The announcement has left the country scrambling to step up volcanic disaster prevention measures.
The unexpected eruption
"The scene was so surreal," a witness to the Mount Kusatsu-Shirane eruption told NHK. "It was as if I was watching a movie." With the crater just 100 meters from a ski lift, the situation was very dangerous. Smoke and volcanic rock hindered transportation.
The volcano has long been monitored for activity. One of its peaks, Shirane, has been under constant surveillance. But last year's eruption took place at Moto-Shirane, a peak about two kilometers to the south. The possibility of something happening there had not been on anyone's radar. There were no security cameras, no emergency plans. The eruption prompted the Meteorological Agency to reexamine its protocol and look for any other unwatched craters.

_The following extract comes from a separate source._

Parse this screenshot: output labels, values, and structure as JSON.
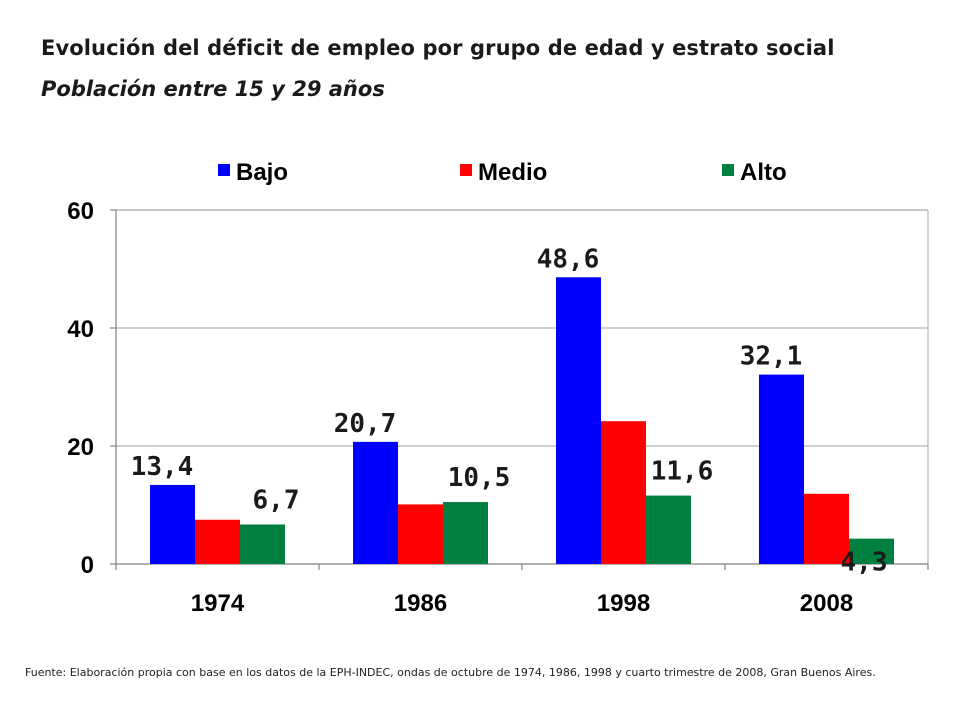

Mount Fuji among unmarked craters
The Agency monitors 50 volcanoes around-the-clock. But since the Mount Kusatsu-Shirane eruption, it has been searching for unmonitored craters with eruption risks. Their latest research uncovered every crater in Japan that has erupted in the past 10,000 years. They identified unmarked craters with eruption risks in at least 21 volcanoes.
"All craters have risks," says Professor Mitsuhiro Nakagawa of Hokkaido University. "The eruption last January underlined the need to further examine where exactly such craters are located."
One of the 21 volcanoes flagged by the Agency's research is Japan's tallest and most famous peak, Mount Fuji. The survey located an unwatched crater near a Ground Self-Defense Force training area at the foot of the mountain.
Mitsuhiro Yoshimoto at the Mount Fuji Research Institute has conducted a detailed geographical survey of the area. He discovered a 500-meter long crater which had erupted about 1,500 years ago.
Experts believe lava reached a nearby settlement, only 1.5 kilometers away. Yoshimoto warns that people should be prepared and evacuation measures should be in place.
"The presence of a crater means there was an eruption in the past," he says. "Particular caution needs to be taken in places where craters are found. Residents and municipalities should be fully aware of the risks."
Preparing for risks
The Mount Kusatsu-Shirane eruption prompted a town in the northern prefecture of Hokkaido to start taking precautions.
Kamifurano lies at the foot of Mount Tokachi. Town officials have been on alert for a possible eruption from what's known as the "62-2 crater." But new Agency research has identified an eruption risk at another crater, called "Nukkakushi."
An eruption warning has been posted at the entrance of an inn just 1.6 kilometers away. Similar signs can be found at the registration area where climbers sign up for treks up Mount Tokachi.
Before the discovery of the risk posed by the "Nukkakushi" crater, the inn had plans to evacuate visitors to its cafeteria in the event of an eruption. But the measure was adjusted because the cafeteria windows face the crater.
Instead, the inn will evacuate visitors to a basement level.
"It would fit about 100 people," a worker at the inn said. "We need to ensure the safety of our guests, so we need to be better prepared."
"We shouldn't worry about whether pointing to disaster risks will keep tourists away," a Kamifurano official said. "Rather, we should emphasize the fact that our town coexists with a volcano. What's important is to fully grasp the risks."
Agency steps up security at the craters
The Meteorological Agency says it will increase its monitoring of the craters at the 21 volcanoes. It plans to set up new security cameras around unmonitored craters at seven of the volcanoes, including Mount Hakone near Tokyo. It will also use webcams already put in place by municipalities and other groups.
Officials say the craters that had already been under watch are the likeliest to erupt. But what happened at Mount Kusatsu-Shirane last January has shown that caution must be exercised even at craters that are believed to be low risk.
The Agency is required to share information with local municipalities and make sure residents and tourists are adequately warned of the risks.